When I got introduced around the room, I realized two of the people there were a queer couple who I'd heard about from a mutual friend and had consequently talked to individually on (interestingly enough) okcupid. I was excited to finally meet them both; it had sounded like we had a lot in common and I'd been kind of waiting to eventually run into one of them, as was bound to happen in the tiny universe of musicians in the city. Our conversations intersected at various points for a while, and eventually I started noticing how free and easy they were with their queerness, how totally open and happy and comfortable they were. I can't remember the last time--if ever--that I was in a group of musicians where anybody but me used the word "queer" (or at least used it before I did), and it made me inexplicably happy to see these two fairly major parts of my life, music and gayness, were both going to get a little play.
Eventually the three of us began talking more, and we moved onto the porch where we ended up discussing drag king conferences (he had been in a Portland group I'd nearly seen perform some sort of rock opera with when A and I were driving to Alaska, except we couldn't delay the trip another day to wait for the show), upcoming queer events they hadn't heard about, and finally the lack of readily available queer musician community. It felt really, really good to talk about somewhat personal stuff with these two relative strangers, and it felt even better to be open myself with both of my parts, the musician and the queer girl. I got a little worked up perhaps (I asked them if I could hug them, and I tried to convey how happy I was at meeting them but I probably just sounded overenthusiastic), but I think it made us all happy; when I had to say my goodbyes shortly after that, we hugged again and talked about having dinner and playing music sometime. I walked home smiling.

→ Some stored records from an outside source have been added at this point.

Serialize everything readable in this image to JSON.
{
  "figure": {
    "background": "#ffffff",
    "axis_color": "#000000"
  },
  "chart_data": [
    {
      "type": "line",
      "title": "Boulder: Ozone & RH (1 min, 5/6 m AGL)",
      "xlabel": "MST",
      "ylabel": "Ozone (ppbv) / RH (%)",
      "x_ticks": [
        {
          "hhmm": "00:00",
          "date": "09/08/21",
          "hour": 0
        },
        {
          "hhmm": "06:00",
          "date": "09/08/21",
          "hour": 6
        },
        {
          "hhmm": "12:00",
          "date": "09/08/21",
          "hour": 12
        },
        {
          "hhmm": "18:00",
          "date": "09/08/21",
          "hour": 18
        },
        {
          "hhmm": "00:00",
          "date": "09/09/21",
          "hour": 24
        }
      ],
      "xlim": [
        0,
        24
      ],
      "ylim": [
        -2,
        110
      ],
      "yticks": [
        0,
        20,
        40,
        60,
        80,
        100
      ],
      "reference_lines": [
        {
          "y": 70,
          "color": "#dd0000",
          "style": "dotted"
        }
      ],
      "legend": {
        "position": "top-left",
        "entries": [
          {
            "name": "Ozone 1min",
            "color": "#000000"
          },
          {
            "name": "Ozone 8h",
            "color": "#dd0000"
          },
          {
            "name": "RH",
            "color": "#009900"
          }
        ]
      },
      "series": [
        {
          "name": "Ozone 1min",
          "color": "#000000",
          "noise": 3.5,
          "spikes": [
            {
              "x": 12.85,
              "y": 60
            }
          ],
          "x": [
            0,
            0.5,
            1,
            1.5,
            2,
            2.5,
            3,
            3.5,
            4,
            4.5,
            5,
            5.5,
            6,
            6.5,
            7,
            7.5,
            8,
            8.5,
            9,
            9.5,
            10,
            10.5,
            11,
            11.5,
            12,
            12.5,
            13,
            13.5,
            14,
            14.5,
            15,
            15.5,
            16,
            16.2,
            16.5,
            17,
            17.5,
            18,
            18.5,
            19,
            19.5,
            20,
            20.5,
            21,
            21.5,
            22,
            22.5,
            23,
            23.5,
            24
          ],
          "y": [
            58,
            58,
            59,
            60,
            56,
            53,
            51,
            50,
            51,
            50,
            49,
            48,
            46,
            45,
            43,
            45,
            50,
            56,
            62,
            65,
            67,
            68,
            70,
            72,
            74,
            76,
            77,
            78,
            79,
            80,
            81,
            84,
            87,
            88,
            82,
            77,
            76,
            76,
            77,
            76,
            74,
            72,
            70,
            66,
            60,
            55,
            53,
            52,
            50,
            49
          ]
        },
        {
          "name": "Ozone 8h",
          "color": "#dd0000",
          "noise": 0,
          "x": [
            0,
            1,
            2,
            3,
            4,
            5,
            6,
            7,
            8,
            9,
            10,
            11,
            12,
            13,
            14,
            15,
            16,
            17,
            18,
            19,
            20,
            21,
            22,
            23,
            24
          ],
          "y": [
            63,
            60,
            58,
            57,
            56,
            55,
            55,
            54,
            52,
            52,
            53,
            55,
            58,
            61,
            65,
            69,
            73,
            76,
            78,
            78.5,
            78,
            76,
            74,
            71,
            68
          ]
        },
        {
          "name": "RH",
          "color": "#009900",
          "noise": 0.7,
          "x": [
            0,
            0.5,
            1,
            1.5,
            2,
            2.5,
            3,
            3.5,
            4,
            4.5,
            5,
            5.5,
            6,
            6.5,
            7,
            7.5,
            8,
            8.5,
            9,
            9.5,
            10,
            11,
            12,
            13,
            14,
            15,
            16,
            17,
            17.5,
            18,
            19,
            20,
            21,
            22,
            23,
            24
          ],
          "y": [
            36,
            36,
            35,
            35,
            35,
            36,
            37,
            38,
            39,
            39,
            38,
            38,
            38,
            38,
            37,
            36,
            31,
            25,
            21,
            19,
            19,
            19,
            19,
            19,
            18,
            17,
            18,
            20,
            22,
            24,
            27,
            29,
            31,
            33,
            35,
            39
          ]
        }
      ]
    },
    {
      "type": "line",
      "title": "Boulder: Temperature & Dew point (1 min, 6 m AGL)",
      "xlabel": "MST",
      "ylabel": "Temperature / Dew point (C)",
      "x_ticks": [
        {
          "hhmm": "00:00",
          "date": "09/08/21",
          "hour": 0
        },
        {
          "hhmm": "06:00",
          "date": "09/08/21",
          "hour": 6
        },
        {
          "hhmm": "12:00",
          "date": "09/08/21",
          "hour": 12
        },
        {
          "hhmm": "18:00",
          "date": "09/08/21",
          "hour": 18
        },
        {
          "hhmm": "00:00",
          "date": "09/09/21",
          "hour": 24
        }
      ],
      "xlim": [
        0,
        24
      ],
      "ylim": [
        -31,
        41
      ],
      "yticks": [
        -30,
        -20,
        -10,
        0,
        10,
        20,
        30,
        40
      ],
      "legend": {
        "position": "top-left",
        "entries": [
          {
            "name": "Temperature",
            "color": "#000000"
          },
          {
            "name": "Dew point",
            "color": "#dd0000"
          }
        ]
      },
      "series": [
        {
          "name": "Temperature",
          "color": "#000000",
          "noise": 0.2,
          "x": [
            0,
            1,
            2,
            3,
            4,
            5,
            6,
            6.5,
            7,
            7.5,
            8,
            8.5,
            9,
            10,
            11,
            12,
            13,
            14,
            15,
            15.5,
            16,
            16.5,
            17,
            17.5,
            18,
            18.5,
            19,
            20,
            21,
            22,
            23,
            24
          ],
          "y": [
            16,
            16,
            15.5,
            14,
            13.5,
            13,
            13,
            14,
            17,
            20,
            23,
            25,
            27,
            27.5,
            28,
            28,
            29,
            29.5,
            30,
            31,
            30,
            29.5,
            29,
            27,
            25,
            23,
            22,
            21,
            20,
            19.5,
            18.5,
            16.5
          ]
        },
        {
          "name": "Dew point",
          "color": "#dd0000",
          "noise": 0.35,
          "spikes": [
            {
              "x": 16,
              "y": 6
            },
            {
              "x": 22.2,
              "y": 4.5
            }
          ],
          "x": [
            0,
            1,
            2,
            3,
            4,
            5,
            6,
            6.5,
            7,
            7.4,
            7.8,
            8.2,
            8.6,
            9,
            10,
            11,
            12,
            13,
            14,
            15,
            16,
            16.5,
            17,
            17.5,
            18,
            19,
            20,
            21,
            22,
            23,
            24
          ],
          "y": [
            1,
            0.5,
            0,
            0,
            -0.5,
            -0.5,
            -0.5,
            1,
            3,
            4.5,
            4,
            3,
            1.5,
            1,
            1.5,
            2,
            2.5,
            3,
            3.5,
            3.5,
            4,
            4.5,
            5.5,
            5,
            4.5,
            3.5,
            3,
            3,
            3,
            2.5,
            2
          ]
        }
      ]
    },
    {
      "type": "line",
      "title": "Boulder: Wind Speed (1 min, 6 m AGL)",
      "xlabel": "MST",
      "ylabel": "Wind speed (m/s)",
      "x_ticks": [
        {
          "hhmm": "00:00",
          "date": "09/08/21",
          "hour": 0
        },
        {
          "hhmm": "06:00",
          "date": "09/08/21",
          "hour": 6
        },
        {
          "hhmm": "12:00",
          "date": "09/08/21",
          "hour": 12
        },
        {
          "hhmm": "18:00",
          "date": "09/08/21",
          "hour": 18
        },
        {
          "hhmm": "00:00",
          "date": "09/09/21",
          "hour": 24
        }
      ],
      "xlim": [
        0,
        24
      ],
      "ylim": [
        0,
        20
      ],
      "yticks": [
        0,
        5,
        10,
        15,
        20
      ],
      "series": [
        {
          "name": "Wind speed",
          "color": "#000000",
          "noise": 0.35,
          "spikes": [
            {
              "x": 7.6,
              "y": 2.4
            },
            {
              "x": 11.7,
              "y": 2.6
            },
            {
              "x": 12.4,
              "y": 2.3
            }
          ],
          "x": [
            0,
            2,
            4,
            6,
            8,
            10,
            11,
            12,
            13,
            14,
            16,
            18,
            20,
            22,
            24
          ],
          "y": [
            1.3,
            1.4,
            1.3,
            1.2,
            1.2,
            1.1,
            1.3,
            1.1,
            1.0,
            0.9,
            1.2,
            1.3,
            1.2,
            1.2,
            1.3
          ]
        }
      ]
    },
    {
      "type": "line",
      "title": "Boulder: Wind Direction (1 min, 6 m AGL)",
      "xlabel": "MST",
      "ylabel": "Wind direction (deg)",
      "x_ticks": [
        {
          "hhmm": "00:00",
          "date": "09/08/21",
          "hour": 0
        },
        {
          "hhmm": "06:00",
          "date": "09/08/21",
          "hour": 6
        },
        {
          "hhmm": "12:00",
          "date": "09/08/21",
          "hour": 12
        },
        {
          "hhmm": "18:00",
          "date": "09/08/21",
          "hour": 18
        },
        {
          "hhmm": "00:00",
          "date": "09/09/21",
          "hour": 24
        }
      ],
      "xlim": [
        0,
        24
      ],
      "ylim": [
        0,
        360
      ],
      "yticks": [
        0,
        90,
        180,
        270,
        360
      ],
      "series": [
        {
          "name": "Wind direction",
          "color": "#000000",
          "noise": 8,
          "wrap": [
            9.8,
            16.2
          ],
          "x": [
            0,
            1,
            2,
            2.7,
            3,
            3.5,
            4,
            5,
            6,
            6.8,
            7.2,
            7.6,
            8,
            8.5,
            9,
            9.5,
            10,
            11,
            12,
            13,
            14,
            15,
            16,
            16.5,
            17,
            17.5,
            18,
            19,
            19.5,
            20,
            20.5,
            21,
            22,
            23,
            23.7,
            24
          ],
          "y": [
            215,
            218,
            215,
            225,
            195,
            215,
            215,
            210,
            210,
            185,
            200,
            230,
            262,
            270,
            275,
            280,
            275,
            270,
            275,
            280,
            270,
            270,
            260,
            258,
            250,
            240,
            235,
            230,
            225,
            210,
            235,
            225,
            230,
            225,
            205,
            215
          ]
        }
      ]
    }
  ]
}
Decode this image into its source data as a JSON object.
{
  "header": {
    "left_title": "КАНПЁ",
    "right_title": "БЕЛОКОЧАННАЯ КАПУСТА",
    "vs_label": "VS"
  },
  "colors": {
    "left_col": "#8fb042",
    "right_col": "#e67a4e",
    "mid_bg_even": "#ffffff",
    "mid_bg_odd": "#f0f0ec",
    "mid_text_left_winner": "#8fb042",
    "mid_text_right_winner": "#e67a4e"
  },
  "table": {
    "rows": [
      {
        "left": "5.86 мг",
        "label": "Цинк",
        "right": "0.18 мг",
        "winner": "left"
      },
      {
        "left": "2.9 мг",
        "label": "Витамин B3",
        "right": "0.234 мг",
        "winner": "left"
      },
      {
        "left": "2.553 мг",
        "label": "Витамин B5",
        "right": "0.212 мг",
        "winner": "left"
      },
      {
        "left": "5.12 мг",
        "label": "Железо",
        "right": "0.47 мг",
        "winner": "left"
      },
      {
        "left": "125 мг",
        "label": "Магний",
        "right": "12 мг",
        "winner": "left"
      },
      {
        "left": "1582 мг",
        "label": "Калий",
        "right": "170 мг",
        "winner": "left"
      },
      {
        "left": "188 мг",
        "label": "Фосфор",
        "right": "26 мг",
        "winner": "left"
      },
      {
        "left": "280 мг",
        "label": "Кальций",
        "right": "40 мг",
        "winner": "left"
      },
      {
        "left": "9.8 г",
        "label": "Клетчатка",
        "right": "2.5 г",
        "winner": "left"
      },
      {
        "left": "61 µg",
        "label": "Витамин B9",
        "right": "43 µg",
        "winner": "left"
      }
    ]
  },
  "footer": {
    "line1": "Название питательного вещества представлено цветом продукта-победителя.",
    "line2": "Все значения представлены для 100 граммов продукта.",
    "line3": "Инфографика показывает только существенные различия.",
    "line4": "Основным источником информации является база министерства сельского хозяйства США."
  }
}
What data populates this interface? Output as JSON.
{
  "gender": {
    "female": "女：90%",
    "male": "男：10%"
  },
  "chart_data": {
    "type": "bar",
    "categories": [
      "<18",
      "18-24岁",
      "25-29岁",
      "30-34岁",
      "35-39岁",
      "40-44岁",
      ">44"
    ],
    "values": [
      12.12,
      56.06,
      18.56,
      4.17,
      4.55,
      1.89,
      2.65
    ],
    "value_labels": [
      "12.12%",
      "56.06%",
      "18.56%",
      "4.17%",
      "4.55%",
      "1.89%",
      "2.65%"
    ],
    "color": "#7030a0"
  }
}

I feel like I'm not entirely communicating what I want to say, how it felt to meet other people who might have had experiences that were close to what I've been living for years. I spend so much time searching for connection, and so much of the time even with people I know and love that can feel slightly tenuous, like it's happening on certain levels but others are being left out of the mix or have to be explained because it's not a place we mutually inhabit. I don't even try to mix these particular two elements very often, because I so rarely meet people who understand both sides, who have spent their time learning to love music and living in the way that that career dictates while also nurturing and enjoying a whole life where there can be queer identity and gender play. It made me profoundly happy to stand on that porch and know that we could talk about either Debussy or drag kings; it felt like I was less alone than I had been before, which is ultimately the goal of connecting with others in the first place. Even if we never end up doing much together, this one evening will stay with me and remind me that I'm not the only one trying to balance these two mostly disparate parts, that there are so many others who can relate to what I'm thinking when I stare in resignation around the orchestra and feel so understatedly but distinctly different.